Line between print, online ads blurs
By Matt Carter, Tuesday, November 13, 2007.Bookmarking Sites
Now that newspapers are publishing their classifieds ads on their own Web sites -- and even pushing them to other sites like Yahoo!, Homescape and now Zillow (see today's Inman News story) -- it's getting harder to distinguish between a print and online ad.
Someday all newspaper classified ads will presumably have a parallel existence online (we are probably close to that day now). Newspapers have to get classified ads into digital form as part of the process of printing them, and putting them online doesn't take much additional effort or expense.
But many online ads -- like those carried by Craigslist -- will never exist on the printed page. For realtors and many other advertisers, having a classified ad appear in print may not be that important.
In the battle for traffic, many Web sites do something that newspapers don't seem to think they can afford to: publish listings or classified ads for free. Web sites view your listings as content that will draw consumers, and allow them to sell ads to other companies with deep pockets.
Newspapers -- which have all sorts of additional pesky expenses like reporters and editors, printing presses, and newsprint -- haven't gotten around to seeing listings and classified ads as content.
Which raises a question. Why do newspapers have to publish classified ads in their print editions at all? With the cost of newsprint on the rise, many newspapers have stopped wasting paper on information that readers can get online, such as stock prices.

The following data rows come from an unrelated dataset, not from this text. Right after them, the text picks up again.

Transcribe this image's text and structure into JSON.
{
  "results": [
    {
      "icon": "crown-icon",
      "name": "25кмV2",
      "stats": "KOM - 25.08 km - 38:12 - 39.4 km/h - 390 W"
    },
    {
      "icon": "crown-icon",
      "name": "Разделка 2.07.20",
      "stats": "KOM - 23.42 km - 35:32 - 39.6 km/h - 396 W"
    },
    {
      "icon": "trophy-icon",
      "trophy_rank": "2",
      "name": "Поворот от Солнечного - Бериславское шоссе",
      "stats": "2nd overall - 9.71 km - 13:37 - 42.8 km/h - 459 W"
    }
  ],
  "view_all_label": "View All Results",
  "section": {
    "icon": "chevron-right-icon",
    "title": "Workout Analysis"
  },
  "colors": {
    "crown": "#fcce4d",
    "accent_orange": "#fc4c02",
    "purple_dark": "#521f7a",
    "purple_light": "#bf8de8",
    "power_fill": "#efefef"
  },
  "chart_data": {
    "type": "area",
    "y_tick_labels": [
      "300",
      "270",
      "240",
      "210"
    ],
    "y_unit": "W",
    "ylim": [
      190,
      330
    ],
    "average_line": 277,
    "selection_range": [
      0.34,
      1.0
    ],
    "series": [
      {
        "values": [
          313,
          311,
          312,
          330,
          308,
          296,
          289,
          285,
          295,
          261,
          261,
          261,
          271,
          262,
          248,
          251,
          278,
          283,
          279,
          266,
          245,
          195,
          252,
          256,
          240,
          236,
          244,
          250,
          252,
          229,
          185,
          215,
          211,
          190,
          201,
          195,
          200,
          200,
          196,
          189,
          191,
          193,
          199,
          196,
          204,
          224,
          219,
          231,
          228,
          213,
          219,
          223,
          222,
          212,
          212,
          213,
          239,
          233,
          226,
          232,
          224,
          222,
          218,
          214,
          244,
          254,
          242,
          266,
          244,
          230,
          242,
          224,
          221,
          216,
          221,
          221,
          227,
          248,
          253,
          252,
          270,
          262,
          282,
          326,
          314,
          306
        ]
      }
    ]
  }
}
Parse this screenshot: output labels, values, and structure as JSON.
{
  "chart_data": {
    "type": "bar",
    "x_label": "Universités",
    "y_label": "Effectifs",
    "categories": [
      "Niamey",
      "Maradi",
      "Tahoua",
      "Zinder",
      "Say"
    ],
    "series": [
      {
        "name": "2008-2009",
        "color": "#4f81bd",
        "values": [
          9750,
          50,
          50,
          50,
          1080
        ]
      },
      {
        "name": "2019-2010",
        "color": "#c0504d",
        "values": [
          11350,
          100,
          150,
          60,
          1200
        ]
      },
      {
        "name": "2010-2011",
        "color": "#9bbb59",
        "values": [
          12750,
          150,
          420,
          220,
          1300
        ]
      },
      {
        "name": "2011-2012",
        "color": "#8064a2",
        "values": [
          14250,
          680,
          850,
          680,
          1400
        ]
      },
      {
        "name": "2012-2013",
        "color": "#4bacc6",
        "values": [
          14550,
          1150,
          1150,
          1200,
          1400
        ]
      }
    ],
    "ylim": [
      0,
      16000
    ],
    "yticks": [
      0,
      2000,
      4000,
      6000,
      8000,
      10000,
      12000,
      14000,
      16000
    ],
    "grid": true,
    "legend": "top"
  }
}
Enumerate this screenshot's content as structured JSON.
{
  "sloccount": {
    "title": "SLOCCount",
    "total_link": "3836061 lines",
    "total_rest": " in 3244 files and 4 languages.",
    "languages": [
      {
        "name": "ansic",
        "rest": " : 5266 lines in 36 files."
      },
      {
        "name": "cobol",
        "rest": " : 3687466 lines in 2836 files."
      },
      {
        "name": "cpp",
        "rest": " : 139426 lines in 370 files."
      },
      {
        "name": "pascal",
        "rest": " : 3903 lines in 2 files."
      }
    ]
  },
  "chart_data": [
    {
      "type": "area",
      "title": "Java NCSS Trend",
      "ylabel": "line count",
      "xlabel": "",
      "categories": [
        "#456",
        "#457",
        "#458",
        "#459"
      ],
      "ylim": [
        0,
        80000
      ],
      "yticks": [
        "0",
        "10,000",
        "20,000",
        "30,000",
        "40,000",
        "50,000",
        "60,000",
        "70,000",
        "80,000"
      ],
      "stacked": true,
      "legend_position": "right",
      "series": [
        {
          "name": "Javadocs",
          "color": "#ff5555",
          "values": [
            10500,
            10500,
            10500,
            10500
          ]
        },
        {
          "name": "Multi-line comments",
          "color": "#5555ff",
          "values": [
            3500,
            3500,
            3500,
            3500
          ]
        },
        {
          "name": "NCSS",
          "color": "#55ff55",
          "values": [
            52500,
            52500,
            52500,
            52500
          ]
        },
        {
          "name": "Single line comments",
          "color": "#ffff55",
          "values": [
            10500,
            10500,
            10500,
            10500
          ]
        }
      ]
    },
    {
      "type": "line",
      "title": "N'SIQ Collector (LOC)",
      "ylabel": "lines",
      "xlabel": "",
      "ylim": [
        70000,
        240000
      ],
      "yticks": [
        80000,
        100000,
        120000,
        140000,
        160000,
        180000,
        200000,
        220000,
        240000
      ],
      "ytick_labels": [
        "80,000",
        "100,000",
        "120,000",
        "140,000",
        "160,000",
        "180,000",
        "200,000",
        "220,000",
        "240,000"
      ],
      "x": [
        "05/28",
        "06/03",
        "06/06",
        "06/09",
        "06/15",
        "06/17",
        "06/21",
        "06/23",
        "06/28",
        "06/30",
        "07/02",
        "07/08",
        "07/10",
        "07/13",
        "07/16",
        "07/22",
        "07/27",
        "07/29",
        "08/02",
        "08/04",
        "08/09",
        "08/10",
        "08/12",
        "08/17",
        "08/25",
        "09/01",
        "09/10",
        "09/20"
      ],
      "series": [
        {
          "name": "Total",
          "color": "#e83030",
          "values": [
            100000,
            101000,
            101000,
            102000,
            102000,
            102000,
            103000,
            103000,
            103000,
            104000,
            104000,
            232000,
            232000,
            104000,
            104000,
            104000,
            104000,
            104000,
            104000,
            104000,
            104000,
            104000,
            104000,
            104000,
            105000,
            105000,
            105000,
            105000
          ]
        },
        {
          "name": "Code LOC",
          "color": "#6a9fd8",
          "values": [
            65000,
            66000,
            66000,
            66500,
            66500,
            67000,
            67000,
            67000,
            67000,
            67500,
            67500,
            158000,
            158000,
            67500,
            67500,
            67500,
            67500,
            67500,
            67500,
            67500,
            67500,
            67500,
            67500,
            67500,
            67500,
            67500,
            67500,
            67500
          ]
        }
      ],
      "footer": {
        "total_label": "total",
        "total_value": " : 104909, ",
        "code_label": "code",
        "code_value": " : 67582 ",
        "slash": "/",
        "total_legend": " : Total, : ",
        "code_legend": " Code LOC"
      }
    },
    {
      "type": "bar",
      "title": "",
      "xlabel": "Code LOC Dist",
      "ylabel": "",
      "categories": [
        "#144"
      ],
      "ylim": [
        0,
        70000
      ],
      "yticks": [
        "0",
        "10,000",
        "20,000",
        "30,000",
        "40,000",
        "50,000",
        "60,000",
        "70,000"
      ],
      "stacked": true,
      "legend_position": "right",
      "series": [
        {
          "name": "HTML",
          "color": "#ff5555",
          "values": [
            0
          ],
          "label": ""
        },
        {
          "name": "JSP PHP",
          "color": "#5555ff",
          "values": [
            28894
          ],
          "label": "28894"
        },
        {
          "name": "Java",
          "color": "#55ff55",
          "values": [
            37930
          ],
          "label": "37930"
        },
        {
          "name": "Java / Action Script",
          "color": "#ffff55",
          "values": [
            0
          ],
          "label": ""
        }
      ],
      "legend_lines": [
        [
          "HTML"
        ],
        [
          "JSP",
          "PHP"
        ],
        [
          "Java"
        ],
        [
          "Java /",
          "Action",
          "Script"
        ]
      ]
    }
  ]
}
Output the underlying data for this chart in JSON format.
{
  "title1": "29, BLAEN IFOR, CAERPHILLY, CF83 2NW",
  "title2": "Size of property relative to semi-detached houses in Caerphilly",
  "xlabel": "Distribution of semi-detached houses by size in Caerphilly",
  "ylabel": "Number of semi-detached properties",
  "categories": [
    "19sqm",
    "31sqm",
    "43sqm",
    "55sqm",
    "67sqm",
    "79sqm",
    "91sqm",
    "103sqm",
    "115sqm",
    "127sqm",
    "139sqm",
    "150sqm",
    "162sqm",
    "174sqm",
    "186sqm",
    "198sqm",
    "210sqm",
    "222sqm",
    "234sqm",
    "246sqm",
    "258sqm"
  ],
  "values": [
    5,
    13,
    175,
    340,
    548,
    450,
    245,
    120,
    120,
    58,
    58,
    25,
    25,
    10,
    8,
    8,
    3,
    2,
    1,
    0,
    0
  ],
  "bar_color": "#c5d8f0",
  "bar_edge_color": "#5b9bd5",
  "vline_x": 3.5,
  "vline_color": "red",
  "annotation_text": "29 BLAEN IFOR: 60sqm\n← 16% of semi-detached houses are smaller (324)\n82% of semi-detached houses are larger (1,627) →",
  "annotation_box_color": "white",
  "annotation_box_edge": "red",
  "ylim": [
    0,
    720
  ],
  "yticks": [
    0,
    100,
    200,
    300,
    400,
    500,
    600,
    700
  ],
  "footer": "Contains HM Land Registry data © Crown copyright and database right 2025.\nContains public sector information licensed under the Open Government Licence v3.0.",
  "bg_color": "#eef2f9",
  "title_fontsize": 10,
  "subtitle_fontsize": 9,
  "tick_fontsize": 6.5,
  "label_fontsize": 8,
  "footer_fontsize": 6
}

As the big advertisers -- the folks who buy display ads in their print editions -- migrate to the Web, why aren't newspapers doing the same thing as Web sites like Craigslist, and offering their readers the opportunity to post online classified ads for free?
Those who want to buy a classified print ad would still be free to do so, but newspapers would have to make most of their ad revenue by charging for display ads, whether in print or online. Realtors, for example, could feed listings to newspaper Web sites at no charge, but brokers would have to shell out for display ads if they wanted to showcase their firms and agents.
Makes too much sense. Please tell me somebody is doing this already.